No more charity guilt. I have to admit I always felt guilty for turning down a cold caller or door knocker asking for money, but now I can actually ditch the guilt because I know that there are charities and orgs in the diabetes community which I actually do support.

Self care. Living with diabetes has taught me to make myself a priority. I think I’m far more in touch with how I am feeling, and what I need to do to look after myself both physically and mentally. Whether that be preparing meals, putting on my trackpants and watching some Netflix, going for a walk in the sunshine, or going to bed a little earlier tonight.

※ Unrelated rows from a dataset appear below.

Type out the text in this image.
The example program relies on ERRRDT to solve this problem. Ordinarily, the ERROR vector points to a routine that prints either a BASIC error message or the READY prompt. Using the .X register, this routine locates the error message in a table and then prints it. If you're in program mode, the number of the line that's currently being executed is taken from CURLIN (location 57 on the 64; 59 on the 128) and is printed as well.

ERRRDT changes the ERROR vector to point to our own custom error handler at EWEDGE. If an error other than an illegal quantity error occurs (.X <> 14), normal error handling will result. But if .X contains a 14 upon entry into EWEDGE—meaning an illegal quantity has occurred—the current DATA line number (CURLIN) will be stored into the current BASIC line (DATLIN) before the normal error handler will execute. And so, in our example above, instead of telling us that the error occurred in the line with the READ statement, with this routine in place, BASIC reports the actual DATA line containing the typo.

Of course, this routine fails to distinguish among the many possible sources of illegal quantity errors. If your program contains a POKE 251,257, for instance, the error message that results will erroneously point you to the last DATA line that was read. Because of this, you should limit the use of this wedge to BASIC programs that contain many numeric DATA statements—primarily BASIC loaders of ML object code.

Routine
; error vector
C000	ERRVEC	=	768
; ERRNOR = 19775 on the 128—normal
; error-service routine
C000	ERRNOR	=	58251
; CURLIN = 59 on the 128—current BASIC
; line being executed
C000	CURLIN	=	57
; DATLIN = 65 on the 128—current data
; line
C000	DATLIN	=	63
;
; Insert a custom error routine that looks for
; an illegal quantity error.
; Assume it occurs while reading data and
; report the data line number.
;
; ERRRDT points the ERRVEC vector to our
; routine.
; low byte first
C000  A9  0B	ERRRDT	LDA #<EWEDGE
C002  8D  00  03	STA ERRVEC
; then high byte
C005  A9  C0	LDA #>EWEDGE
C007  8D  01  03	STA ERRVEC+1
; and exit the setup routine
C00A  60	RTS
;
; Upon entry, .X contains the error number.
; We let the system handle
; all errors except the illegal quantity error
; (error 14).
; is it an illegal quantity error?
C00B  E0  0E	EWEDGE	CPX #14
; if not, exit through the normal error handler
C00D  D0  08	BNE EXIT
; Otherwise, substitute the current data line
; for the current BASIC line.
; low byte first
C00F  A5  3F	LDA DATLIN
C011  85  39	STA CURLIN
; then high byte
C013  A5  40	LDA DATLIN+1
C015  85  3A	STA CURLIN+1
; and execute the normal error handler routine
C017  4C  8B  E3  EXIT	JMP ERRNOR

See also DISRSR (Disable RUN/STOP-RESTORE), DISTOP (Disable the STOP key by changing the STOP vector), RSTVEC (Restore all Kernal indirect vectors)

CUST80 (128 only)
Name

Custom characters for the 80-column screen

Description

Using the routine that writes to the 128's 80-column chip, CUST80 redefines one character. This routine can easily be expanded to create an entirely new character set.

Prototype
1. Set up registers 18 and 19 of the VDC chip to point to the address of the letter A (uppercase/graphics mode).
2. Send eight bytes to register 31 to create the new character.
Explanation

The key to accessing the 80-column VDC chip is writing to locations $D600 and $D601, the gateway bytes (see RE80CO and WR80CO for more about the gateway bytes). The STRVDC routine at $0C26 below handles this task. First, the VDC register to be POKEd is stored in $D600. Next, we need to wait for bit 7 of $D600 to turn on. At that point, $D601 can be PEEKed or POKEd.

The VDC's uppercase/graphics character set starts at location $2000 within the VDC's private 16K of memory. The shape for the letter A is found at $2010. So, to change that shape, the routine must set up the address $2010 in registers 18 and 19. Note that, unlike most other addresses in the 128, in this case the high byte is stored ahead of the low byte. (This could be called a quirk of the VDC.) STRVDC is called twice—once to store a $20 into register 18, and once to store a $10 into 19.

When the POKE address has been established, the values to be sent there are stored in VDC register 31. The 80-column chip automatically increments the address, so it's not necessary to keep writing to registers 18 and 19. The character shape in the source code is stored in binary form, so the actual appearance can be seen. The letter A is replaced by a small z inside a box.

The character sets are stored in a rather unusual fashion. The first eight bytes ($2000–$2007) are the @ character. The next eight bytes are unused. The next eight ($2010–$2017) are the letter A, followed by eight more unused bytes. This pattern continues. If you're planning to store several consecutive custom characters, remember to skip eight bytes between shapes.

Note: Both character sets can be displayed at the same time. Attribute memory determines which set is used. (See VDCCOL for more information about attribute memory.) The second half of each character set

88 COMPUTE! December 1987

A smaller world. Because the world is so, so big. There are geographical barriers including suburbs, cities, states and countries separating me from other parts of it. Yet the diabetes community has broken down all of these. Because it truly is a global one, with information and peer support available at my fingertips 24 hours a day.

A blog. I have to say I was always a little obsessed with the idea of blogging a decade ago, with the little archive tabs on the sidebar categorising past posts by months and post counts. Today I’m the proud owner of my own little corner of the internet, which definitely would not exist if it weren’t for my defunct beta cells.

Thank you, diabetes.

You may have taken away my functioning beta cells, but you most certainly haven’t taken away my ability to live without them.